Walter Zahorodny, the researcher who conducted the study, said larger communities — Toms River being the largest suburban school district in the state — could see higher rates because their school districts have better resources for kids with autism….
The New Jersey Department of Education did not answer specific questions about its plans to address this growing need. In an emailed statement, spokesman Shaheed Morris said, “The NJDOE and its sister agencies have also made a variety of resources available to support families of children with Autism Spectrum Disorder.”…
But as autism cases rise — Zahorodny expects the trend to continue — the state Department of Education and school districts will have to figure out how to meet the complex and unique needs of more kids.
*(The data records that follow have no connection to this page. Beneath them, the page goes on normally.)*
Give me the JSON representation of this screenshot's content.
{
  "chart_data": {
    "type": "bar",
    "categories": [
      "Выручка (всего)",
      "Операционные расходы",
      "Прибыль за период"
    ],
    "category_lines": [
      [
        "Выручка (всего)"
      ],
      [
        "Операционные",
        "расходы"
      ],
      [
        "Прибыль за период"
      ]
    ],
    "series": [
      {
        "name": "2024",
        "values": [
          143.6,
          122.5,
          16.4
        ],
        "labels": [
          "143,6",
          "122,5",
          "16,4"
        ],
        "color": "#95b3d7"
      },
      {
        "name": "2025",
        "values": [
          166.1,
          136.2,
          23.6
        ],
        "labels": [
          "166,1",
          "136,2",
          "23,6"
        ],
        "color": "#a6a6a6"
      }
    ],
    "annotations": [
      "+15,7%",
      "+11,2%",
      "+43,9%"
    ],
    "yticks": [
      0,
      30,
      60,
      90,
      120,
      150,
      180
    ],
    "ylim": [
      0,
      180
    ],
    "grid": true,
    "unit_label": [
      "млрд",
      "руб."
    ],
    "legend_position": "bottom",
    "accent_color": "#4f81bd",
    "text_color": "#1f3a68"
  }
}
Buchanan said districts in the state are generally equipped to handle the majority of kids with autism who do not have intellectual disabilities, but that those who do require more care and resources. She also said the ability of districts to meet educational needs varies wildly….
Zahorodny said his research has long indicated that New Jersey has the highest prevalence of autism in the U.S. But he said the state likely doesn’t have a significantly higher autism rate than other densely populated areas of the country. New Jersey is just better at identifying cases.
In fact, he added that the autism rate across the country is probably more like New Jersey’s 3.6% and less like the CDC’s national average of 1.9%.
“The rate in New Jersey is based on our ability to identify true cases, based on true quality information from educational and clinical sources,” Zahorodny said. “In reality, I suspect that the rate of autism is higher in places with lower estimates. That’s an underestimate of autism prevalence.”
Statistics from the state Department of Education show that just 1.7% of students — 23,369 students in total — were classified as having autism in 2019, meaning there could be thousands of kids not getting the education they require.
Regardless of the precise autism numbers, Zahorodny said his research makes one thing clear.
“The alarming signal is that we need to do something ... pay attention and consider this a real phenomenon and make plans to serve the children,” he said.
Eileen Shaklee said she feels the state’s system does well when kids with autism are young, but starts to falter as they get older.
“It seems to me once they start aging out of elementary and they’re not cute anymore” they don’t get the services they need, she said. “We have a huge problem on our hands when these kids get older.”